At $0.39–$0.45/kWh, SDG&E’s rates are among the highest in the nation — and they’ve risen over 60% since 2020. That rate environment is the single biggest driver of solar economics in San Diego. Under NEM 3.0, every kWh of solar you consume directly saves you at the retail rate; every kWh you export earns $0.05–$0.08/kWh. That gap — more than a 5:1 ratio — makes self-consumption the entire strategy. A well-designed solar-plus-storage system that covers your daytime load and discharges stored power during SDG&E’s 4–9 PM peak window can achieve payback periods in the 6–8 year range. Without storage, you’re exporting during midday at avoided-cost rates and buying back expensive peak power in the evening — and that’s where the economics fall apart. San Diego is a market where the solar decision and the storage decision are effectively the same decision.
San Diego Gas & Electric (SDG&E) is San Diego’s primary utility and one of California’s three investor-owned utilities subject to NEM 3.0, which SDG&E calls the Solar Billing Plan.

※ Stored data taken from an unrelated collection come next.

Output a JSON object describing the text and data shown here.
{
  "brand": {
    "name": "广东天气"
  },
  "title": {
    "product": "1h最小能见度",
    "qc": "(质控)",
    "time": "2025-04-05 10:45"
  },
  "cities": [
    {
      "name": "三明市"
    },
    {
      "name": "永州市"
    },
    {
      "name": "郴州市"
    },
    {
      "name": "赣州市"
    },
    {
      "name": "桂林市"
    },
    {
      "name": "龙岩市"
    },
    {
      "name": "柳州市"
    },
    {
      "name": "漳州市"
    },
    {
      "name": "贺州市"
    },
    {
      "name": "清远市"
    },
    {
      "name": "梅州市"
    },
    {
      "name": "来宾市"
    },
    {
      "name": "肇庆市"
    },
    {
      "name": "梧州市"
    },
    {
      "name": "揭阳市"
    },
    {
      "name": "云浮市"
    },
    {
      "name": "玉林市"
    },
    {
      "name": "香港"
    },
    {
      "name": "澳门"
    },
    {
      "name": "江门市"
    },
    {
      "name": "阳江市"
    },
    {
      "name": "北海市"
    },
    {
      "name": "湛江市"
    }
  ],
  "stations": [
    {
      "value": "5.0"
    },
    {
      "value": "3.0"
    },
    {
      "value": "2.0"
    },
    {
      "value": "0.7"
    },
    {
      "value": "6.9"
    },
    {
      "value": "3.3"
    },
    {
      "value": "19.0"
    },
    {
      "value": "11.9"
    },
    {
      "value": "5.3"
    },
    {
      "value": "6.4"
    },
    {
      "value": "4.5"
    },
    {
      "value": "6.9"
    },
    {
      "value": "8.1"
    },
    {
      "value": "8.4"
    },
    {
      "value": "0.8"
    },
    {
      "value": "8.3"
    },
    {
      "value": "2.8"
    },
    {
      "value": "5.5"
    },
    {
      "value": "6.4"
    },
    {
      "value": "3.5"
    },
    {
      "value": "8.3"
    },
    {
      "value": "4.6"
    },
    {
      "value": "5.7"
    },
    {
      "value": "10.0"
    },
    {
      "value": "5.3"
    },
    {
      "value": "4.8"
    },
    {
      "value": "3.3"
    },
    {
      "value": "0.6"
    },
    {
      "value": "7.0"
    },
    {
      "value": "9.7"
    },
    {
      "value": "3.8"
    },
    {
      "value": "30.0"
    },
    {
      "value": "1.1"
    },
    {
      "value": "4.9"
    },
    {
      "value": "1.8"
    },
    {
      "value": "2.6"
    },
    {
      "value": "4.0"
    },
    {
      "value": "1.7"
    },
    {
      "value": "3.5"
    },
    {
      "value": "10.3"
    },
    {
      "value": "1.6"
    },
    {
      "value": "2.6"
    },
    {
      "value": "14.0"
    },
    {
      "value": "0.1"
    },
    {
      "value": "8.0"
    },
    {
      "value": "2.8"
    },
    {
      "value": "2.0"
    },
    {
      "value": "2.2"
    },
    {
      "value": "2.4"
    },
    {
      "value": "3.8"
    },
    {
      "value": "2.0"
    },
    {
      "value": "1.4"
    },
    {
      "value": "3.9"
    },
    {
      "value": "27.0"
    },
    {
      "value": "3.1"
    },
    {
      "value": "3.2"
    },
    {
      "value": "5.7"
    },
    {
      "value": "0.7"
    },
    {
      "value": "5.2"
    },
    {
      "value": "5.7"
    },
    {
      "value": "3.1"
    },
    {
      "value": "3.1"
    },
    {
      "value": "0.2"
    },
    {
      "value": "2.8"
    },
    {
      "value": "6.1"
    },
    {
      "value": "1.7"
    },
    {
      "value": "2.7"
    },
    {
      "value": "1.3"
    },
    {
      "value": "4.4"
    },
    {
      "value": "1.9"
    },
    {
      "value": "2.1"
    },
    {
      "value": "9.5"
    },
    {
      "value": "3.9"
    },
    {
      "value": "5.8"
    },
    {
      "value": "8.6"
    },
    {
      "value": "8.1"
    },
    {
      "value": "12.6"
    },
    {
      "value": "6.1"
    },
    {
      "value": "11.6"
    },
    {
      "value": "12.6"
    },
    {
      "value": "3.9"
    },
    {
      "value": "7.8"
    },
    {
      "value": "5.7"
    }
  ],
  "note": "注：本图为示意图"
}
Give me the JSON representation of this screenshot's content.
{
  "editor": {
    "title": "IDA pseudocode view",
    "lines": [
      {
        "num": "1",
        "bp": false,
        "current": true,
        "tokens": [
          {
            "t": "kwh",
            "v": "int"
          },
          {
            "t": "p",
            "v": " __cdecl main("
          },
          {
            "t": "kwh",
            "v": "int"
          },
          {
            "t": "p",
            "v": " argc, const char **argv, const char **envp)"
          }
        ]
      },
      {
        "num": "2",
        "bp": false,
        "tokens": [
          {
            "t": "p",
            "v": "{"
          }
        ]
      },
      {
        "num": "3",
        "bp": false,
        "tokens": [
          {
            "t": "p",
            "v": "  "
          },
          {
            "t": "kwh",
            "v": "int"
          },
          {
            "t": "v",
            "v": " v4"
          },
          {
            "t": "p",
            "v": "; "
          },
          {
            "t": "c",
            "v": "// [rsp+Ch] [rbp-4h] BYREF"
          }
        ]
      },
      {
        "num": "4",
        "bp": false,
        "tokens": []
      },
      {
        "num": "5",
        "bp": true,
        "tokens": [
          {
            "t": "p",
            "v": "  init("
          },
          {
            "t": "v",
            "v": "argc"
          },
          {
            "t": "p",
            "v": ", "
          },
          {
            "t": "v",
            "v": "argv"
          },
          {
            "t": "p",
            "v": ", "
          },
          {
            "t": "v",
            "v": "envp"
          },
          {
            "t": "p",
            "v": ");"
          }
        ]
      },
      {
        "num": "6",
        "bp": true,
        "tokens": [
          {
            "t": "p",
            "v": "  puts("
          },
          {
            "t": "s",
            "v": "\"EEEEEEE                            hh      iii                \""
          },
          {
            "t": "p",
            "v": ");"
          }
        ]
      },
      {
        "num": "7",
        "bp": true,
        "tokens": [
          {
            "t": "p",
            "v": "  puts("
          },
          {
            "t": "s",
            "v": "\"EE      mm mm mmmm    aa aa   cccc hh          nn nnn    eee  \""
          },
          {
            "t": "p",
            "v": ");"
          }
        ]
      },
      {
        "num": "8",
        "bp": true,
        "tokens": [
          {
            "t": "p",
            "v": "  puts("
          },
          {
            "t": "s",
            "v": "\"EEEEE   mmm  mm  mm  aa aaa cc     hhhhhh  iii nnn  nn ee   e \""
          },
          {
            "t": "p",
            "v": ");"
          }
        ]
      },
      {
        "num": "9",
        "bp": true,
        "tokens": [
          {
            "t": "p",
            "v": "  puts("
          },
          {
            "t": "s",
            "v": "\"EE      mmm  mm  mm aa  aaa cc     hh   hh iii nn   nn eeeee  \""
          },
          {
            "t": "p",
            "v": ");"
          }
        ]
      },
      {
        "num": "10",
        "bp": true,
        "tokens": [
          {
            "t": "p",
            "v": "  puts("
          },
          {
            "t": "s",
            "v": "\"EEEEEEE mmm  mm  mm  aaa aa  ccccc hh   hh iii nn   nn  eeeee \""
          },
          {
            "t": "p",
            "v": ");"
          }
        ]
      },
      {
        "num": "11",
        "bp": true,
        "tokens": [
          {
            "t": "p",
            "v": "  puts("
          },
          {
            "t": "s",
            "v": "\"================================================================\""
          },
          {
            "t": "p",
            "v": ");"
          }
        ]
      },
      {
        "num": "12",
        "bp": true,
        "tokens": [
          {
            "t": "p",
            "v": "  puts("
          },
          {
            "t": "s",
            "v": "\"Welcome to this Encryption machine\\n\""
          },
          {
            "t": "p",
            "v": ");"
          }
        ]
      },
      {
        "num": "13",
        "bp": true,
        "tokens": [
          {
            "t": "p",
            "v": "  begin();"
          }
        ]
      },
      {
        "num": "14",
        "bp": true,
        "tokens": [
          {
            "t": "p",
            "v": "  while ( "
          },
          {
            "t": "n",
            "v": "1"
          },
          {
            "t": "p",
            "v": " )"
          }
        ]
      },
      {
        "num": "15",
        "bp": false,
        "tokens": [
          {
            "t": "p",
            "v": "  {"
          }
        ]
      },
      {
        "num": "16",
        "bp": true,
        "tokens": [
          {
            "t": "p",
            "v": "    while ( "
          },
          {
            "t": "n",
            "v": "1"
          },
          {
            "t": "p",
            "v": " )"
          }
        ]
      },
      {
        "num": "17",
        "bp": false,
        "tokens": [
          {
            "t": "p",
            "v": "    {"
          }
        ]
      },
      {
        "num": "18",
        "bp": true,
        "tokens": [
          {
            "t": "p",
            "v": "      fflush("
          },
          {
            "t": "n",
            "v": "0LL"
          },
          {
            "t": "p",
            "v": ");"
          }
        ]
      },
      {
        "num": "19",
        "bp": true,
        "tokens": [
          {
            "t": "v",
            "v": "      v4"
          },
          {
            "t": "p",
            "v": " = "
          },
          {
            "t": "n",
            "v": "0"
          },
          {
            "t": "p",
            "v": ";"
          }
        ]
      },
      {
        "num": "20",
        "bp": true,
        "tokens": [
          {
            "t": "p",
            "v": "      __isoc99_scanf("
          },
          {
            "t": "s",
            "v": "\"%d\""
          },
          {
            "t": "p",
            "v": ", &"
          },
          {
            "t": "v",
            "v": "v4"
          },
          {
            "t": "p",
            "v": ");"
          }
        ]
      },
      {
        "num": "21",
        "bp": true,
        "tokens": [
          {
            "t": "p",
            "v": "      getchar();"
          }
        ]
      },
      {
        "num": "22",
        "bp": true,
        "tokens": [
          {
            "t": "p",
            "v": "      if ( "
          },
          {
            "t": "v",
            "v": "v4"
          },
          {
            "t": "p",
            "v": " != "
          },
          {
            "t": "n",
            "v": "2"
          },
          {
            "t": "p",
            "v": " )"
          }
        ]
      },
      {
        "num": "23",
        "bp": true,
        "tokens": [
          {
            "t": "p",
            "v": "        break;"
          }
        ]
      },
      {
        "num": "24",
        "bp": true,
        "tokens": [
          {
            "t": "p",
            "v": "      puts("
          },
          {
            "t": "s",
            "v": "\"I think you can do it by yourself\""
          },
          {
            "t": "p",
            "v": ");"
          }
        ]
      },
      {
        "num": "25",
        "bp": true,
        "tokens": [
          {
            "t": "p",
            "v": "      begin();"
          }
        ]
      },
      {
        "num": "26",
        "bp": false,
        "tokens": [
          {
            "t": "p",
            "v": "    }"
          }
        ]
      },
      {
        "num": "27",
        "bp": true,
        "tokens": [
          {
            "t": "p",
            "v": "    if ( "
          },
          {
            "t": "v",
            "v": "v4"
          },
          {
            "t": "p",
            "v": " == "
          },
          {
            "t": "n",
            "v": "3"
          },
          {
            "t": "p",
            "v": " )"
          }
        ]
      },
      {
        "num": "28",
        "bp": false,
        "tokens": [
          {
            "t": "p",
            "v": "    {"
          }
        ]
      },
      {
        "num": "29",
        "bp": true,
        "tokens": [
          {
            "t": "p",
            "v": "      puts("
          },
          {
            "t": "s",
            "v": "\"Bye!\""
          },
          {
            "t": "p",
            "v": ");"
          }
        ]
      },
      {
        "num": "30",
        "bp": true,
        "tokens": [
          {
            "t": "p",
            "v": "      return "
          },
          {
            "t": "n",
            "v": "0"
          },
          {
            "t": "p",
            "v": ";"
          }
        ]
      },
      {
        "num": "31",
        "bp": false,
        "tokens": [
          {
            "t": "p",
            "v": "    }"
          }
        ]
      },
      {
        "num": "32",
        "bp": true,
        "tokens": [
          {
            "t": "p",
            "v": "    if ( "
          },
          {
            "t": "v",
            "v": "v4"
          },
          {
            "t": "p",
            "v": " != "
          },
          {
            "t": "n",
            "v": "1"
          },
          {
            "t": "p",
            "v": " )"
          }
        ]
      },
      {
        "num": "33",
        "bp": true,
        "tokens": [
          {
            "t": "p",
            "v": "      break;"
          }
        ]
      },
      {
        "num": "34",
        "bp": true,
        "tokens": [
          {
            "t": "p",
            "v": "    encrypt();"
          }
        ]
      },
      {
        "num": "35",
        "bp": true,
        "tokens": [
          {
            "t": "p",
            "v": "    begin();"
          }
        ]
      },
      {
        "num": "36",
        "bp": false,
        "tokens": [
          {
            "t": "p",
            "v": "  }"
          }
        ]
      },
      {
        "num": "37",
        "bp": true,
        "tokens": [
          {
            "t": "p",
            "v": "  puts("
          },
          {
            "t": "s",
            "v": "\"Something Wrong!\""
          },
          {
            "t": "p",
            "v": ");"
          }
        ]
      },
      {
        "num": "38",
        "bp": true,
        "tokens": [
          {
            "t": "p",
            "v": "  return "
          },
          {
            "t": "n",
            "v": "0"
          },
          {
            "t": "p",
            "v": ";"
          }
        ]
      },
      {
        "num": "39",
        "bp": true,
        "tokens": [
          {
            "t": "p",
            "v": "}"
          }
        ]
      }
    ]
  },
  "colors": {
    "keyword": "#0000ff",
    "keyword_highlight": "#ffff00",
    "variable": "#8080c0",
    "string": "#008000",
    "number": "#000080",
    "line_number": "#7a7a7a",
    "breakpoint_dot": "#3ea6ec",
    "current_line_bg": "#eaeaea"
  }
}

**How the Solar Billing Plan works:** All new solar customers are enrolled in SDG&E’s EV-TOU-5 time-of-use rate plan, which carries a $16/month basic service fee. Peak pricing runs 4–9 PM daily. Export compensation is paid at avoided-cost rates averaging $0.05–$0.08/kWh, set by the CPUC’s Avoided Cost Calculator and varying by hour and season. Unlike PG&E and SCE customers, SDG&E solar customers do not receive the NEM 3.0 export compensation adder available through 2027 — CPUC determined that SDG&E’s already-high rates make self-consumption economics strong enough without the adder. Excess credits roll over month to month; billing is monthly (no large annual True-Up bill). SDG&E issues Permission to Operate (PTO) once installation passes local inspection; interconnection processing typically takes 1–4 weeks after inspection. The one-time interconnection fee is $132. New solar customers have a 9-year legacy period locking in the Solar Billing Plan terms. Customers grandfathered on NEM 2.0 (PTO before April 15, 2023) retain those rates for 20 years.
**Community Choice Aggregators:** Some San Diego residents are served by San Diego Community Power (SDCP) or Clean Energy Alliance (CEA) for their electricity generation. CCA customers use SDG&E’s grid for delivery but have their generation charges and export credits set by their CCA — rates and incentive details vary, so CCA customers should confirm solar terms directly with their CCA.
Solar installation costs in San Diego run approximately $2.50–$3.00/watt. A typical 6–8kW system runs $15,000–$22,000 before incentives. Adding battery storage (the recommended approach under NEM 3.0) adds $10,000–$15,000 for a single battery system. Permitting is handled through the City of San Diego’s Development Services department; residential solar permits typically take 1–2 weeks. After installation, SDG&E requires an interconnection review and meter upgrade before issuing PTO, adding 1–4 weeks. Total timeline from contract to activation typically runs 8–12 weeks. Income-qualified homeowners in designated disadvantaged communities may qualify for DAC-SASH (free or heavily subsidized solar) and SGIP Equity Resiliency battery rebates. SDG&E also offers the GoGreen Home financing program, connecting homeowners with lenders for bundled solar-plus-storage financing at competitive rates.